Asunción.– La científica española Pilar Mateo se define, sin titubear, como una «inventora desde la observación de la realidad», con una mente incapaz de desconectar que le impulsa a «buscar una solución» a problemas de su alrededor como el mal de Chagas, que combate con una pintura que patentó hace 20 años.
Esta doctora en Química habla con familiaridad de la «microencapuslación polimérica», la clave de su producto, aunque otros prefieren referirse a ello como «la pintura que salva vidas», la misma que le llevó hasta Bolivia dos décadas atrás, como comentó Mateo a Efe esta semana en Asunción.
La vida de Mateo experimentó «un momento de inflexión muy fuerte» cuando a finales de los 90 un doctor de Bolivia le urgió a llevar su pintura hasta el Chaco boliviano, donde la población fallecía a causa del mal de Chagas.
«Llegué allí con toda la ilusión, con toda la pasión, con todo el conocimiento que pensaba que tenía, que era escaso en el tema del mundo de las enfermedades, aunque sí en el mundo de los polímeros», dijo.
«Lo primero que vi fue una casa que no tenía paredes, tenía cuatro palos y pensé: ‘¿Ahora cómo voy a pintar si no hay paredes?», recordó esta científica, fundadora de la empresa Inesfly, dedicada a la formulación de productos para controlar vectores de enfermedades.
Pero Mateo estaba dispuesta a aplicar su pintura y se arremangó para fabricar construcciones de adobe, como «si hubiera sido química en la prehistoria», para poder cumplir con el encargo que le llevó hasta Suramérica.
A ese primer obstáculo le siguieron otros más, como «ser mujer, joven, hablar de pobres, de enfermedades de pobres y ser un empresa pequeña», que impedían que llegara el respaldo económico y que los investigadores internacionales avalaran su invento.
«En la ciencia, lo que vale es la constatación científica.

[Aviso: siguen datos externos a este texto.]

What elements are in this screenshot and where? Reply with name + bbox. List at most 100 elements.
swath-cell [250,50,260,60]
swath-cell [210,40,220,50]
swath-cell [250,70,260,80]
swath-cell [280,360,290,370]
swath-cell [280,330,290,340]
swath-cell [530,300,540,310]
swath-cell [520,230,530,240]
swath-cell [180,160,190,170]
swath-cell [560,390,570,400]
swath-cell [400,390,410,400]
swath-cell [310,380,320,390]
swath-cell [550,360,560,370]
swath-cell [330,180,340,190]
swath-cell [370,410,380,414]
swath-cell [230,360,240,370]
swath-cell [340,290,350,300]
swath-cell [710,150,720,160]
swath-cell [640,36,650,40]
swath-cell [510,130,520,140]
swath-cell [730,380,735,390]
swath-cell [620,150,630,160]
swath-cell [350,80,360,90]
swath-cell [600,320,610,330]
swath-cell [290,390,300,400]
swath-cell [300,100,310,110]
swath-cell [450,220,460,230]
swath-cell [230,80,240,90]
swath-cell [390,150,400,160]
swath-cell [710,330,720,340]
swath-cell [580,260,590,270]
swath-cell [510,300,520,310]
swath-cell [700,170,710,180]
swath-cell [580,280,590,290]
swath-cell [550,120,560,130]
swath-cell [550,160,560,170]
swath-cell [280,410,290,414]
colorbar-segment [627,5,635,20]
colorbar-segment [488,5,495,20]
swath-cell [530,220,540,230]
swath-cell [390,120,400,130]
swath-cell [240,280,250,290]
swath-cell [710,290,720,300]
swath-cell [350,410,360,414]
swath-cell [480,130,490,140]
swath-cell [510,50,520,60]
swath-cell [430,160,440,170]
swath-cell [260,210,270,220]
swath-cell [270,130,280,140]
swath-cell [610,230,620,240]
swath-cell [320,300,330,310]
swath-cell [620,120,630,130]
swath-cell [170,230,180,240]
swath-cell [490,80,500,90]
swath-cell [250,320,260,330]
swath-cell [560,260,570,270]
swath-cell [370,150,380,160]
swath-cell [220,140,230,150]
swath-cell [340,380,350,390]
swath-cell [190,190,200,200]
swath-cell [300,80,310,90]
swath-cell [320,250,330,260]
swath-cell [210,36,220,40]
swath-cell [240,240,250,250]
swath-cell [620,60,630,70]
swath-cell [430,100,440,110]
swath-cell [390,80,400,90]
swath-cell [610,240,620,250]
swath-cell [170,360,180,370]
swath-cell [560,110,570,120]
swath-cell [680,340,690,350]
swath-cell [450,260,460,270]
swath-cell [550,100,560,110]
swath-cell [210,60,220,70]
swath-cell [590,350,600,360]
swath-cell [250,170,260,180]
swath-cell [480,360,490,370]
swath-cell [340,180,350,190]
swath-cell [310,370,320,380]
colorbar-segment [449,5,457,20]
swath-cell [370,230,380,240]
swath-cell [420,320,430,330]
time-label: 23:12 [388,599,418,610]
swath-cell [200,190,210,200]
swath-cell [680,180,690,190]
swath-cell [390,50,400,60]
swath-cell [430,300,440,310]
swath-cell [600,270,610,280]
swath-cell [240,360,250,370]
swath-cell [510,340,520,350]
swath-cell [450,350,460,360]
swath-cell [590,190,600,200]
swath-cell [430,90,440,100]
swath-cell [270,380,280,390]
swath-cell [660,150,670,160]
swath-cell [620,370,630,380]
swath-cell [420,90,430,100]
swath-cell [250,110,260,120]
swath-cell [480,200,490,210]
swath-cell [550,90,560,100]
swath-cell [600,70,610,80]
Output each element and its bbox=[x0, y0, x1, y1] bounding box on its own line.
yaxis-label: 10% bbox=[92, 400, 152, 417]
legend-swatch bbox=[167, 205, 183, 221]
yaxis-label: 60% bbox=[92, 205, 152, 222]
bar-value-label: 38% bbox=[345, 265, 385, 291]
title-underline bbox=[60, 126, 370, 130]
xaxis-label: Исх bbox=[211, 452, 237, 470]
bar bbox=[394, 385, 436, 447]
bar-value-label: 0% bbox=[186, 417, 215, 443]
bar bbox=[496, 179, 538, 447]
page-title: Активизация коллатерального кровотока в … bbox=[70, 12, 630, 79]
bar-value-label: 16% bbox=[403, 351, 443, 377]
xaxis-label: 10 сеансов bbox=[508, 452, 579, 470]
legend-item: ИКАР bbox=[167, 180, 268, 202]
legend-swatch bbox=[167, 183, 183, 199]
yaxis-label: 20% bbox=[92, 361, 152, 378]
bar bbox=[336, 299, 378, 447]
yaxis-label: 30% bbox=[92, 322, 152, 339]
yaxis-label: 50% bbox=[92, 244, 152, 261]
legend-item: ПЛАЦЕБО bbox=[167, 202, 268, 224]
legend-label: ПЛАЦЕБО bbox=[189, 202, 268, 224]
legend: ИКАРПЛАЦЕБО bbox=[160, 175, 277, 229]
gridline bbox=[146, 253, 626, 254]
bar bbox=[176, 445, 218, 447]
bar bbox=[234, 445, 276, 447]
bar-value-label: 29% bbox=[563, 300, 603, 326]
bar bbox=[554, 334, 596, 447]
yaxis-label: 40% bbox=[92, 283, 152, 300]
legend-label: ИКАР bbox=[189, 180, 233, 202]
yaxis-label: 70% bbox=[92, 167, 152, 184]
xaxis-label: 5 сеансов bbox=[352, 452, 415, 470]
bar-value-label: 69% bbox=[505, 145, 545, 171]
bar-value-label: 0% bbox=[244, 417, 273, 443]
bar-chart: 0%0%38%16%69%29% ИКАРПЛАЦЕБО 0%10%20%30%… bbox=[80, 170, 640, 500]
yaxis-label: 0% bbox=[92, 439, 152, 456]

Yo puedo decir que es muy bueno, pero hay que demostrarlo. No es lo mismo un producto insecticida que una pintura insecticida que dices que funciona para reducir un problema que está causando una enfermedad. Eso no lo puedo decir yo. Para eso tienen que pasar años y tiene que hacerlo investigadores de todo el mundo», explicó.
La doctora en química rememora ahora esos inicios «como una anécdota», aunque no oculta que aunque ahora lo ve «más fácil», hasta «hace pocos años era muy difícil, porque no tenía dinero, porque tenía una tecnología que funcionaba y no me hacían caso».
Sin embargo, siguió adelante, convencida de que su «tecnología tenía que llegar a los más pobres», movida por su pasión y por los «locos, amigos, personas que quieren dedicar su conocimiento» a impulsar su proyecto.
Poco a poco, las inversiones fueron llegando y le llevaron hasta Ghana (África), donde instaló una fábrica y un centro de investigación, y comenzó a tener algo más de holgura financiera para trabajar en el tipo de investigación en el que ella creía.
Así, consiguió sacar adelante «siete familias de patentes en más de 150 países» y trabajar con instituciones como la Organización Mundial de la Salud (OMS) para controlar la leishmaniasis en humanos en algunas zonas de Asia.
Ahora, más de 20 años después de haber registrado su primera patente, la química es consciente de que tiene en su poder «una herramienta muy poderosa».
Este le permite hablar de tú a tú con mandatarios y poderosos sobre «las enfermedades de pobreza» y exponerles la situación de quienes las sufren, más allá de las estadísticas, segura de que «la ciencia tiene que estar al lado del que sufre».
Así lo hizo esta semana, en la inauguración de la planta de Inesfly en una localidad próxima a Asunción, «ante el presidente (Mario Abdo Benítez) cinco ministros y la primera dama (Silvana López-Moreira)», como dijo con orgullo, sabedora de que habla «con más serenidad» que cuando empezó, pero con más repercusión.
«La ciencia tiene que estar al lado del que sufre, escucharle, abrazarle y, con el conocimiento, pasar conjuntamente a actuar, porque la ciencia desde un laboratorio en la distancia no salva vidas», contestó, sin dudar, al ser preguntada por el recuerdo que le gustaría dejar.